It’s no secret that the New York Yankees have been in search of rotation upgrades this offseason. The team made a serious run at landing Yoshinobu Yamamoto before the Japanese ace landed with the Dodgers and was linked to just about every arm on the market — Blake Snell, Jordan Montgomery, Dylan Cease and more — before signing Marcus Stroman to a deal last month.

But Brian Cashman refuses to let New York’s need for pitching compromise his sense of what is and is not good value. The Yankees bailed on Snell after hearing the lefty’s lofty contract demands, and a recent report suggests that Cashman was also unwilling to go the extra mile for another big fish: former Brewers right-hander Corbin Burnes, acquired by the Orioles in a blockbuster deal earlier this month. According to USA Today’s Bob Nightengale, the Yankees were also in the bidding for Burnes, but talks stalled after Cashman refused to include the team’s top prospect, outfielder Spencer Jones.

The Yankees’ first-round pick out of Vanderbilt back in 2022, Jones’ 6-foot-6, 235-pound frame and ability to absolutely murder a baseball makes it easy for fans to dream on the second coming of Aaron Judge. Jones slashed .267/.336/.444 with 16 homers and 43 steals in 117 games across High-A and Double-A last season, and he should be able to stick in center fielder in the Majors. Combine that with the obvious offensive upside, and you can see why Cashman values him so highly. (Nightengale also added that Jones’ inclusion was also a sticking point in negotiations regarding Cease earlier this winter.)

Whether it makes sense to hold on to the outfielder so tightly, however, is another matter. It’s hard to overstate how desperate the Yankees are to contend in 2024, with Juan Soto around for just one year and Gerrit Cole and Aaron Judge not getting any younger. And New York still very much needs pitching after how badly Carlos Rodon and Nestor Cortes struggled with injuries and ineffectiveness last season. Plus, we’ve seen the ways in which Cashman’s reticence to part with young talent can backfire; just go back a couple of years, when his refusal to include Anthony Volpe resulted in Luis Castillo heading to Seattle instead. Cashman pivoted to A’s righty Frankie Montas, a deal that blew up spectacularly and immediately.

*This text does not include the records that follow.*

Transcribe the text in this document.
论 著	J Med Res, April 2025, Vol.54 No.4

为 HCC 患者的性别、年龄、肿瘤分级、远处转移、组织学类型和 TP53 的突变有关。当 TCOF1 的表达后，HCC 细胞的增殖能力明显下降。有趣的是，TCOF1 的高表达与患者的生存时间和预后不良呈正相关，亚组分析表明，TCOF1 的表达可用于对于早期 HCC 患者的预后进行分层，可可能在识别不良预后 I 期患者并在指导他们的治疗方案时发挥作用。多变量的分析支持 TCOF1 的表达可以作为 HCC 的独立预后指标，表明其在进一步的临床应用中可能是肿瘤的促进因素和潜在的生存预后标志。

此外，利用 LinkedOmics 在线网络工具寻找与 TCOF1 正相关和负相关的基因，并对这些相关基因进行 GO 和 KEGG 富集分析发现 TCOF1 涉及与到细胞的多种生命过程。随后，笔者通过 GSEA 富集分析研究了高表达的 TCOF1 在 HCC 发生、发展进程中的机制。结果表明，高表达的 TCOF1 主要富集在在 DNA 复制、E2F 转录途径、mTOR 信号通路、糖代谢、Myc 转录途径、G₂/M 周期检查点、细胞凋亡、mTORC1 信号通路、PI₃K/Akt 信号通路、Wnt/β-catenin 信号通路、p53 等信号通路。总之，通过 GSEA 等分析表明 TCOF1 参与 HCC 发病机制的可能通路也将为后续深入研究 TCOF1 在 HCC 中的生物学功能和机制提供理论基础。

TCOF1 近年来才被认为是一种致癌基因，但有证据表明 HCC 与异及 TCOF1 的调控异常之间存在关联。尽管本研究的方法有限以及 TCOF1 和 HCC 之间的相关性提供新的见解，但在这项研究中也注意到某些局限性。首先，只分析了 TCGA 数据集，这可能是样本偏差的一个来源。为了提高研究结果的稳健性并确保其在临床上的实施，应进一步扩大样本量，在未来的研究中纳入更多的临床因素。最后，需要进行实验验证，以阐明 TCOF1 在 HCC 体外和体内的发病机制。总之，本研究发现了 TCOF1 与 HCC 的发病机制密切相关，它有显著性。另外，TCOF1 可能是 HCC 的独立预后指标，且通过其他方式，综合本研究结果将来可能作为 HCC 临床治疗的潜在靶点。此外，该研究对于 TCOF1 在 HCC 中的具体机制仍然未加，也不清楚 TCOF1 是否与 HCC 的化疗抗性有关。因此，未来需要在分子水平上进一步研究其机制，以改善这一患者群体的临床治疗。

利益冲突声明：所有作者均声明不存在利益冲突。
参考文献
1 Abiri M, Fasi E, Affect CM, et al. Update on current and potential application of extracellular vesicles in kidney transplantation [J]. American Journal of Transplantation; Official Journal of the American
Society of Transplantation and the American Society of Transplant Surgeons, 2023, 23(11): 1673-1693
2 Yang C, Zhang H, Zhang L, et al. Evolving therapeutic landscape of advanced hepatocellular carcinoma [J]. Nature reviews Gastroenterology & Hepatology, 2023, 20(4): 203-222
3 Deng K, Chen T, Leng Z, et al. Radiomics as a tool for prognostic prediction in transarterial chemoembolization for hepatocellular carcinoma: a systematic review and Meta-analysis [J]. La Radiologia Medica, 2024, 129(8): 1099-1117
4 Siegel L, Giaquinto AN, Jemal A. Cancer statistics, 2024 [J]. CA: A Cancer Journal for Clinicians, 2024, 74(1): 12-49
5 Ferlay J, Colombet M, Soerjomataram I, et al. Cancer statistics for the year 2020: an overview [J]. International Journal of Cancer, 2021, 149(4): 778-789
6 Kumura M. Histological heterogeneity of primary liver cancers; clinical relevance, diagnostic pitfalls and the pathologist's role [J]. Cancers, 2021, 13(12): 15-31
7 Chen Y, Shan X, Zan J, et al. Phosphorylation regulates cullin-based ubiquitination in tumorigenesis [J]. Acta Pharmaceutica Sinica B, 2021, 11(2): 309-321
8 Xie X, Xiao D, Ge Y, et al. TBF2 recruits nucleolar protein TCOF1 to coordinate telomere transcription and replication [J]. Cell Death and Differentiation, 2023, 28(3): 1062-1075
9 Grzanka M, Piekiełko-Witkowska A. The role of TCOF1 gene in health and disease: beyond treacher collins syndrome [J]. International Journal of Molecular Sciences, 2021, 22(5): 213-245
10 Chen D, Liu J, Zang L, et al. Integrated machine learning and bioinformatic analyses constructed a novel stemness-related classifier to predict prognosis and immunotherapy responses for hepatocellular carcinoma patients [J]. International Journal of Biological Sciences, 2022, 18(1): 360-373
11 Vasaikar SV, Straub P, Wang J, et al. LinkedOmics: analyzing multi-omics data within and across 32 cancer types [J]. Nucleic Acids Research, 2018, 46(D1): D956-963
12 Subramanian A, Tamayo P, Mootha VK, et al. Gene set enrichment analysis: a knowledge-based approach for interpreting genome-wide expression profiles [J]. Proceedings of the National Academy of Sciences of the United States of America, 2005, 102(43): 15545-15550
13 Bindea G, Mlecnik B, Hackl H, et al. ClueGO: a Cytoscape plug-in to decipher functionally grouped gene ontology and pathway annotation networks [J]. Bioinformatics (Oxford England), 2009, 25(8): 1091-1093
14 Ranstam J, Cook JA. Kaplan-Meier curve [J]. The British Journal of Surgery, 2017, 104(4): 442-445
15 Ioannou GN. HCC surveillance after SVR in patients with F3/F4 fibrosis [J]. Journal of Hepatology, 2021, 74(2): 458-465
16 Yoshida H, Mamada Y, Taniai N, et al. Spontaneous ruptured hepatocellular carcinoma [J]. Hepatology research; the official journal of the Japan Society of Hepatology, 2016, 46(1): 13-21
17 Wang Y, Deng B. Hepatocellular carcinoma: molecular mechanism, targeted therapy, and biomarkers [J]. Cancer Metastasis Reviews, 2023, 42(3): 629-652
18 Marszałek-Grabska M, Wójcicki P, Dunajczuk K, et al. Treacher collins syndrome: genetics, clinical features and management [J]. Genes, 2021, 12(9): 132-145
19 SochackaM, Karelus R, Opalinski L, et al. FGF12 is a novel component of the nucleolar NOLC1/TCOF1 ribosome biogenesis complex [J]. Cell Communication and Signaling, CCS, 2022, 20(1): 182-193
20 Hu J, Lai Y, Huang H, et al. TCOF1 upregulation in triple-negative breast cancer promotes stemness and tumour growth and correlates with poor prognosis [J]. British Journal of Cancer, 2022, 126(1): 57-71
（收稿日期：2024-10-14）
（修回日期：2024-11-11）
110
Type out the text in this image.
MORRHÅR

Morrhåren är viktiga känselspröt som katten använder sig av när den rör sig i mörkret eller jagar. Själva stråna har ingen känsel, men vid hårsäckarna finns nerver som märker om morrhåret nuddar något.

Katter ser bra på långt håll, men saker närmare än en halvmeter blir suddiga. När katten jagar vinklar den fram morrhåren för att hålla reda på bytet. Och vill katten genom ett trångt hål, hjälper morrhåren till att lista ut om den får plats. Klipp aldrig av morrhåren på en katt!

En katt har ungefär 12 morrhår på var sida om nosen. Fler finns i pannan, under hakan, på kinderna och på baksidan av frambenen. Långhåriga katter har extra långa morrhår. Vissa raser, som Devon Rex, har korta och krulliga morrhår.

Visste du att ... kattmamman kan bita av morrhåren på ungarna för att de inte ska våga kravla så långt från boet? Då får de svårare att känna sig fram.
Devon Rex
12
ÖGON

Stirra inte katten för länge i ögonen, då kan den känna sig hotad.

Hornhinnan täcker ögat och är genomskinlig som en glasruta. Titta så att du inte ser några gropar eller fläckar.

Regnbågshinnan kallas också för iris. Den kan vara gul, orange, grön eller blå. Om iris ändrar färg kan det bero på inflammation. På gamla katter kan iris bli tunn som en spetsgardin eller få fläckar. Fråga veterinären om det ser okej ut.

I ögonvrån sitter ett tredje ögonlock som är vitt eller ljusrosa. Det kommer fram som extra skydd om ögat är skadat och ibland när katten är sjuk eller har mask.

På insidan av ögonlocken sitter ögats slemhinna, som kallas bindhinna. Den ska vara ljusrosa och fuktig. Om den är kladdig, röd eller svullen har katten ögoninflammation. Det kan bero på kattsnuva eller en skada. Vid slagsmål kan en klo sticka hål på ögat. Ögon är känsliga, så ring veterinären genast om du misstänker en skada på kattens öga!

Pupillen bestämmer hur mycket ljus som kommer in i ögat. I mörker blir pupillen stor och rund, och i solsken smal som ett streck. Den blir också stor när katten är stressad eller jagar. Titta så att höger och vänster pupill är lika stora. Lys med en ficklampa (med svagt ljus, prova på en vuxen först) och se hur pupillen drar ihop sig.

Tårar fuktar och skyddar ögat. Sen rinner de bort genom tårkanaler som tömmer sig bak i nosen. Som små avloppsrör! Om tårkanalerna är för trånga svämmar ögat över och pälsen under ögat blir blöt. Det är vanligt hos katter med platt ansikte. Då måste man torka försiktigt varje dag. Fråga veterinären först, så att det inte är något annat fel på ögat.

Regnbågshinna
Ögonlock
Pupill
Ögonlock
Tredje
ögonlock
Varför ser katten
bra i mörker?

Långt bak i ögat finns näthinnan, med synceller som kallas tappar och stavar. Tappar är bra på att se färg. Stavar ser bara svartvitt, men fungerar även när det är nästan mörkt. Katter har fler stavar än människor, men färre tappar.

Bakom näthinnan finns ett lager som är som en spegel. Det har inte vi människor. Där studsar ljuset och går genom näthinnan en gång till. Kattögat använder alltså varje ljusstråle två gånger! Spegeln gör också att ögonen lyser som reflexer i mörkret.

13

Maybe Jones will blossom into a young star that helps ease the burden on Judge as he ages into his 30s. Maybe Burnes starts to wobble a bit as he ages, as we’ve seen with pitchers over the years. But if the O’s take off with their new ace, and the Yankees stumble again, it’ll be easy to go back and question whether Cashman should’ve been a bit more aggressive in adding to his roster ahead of a must-win season.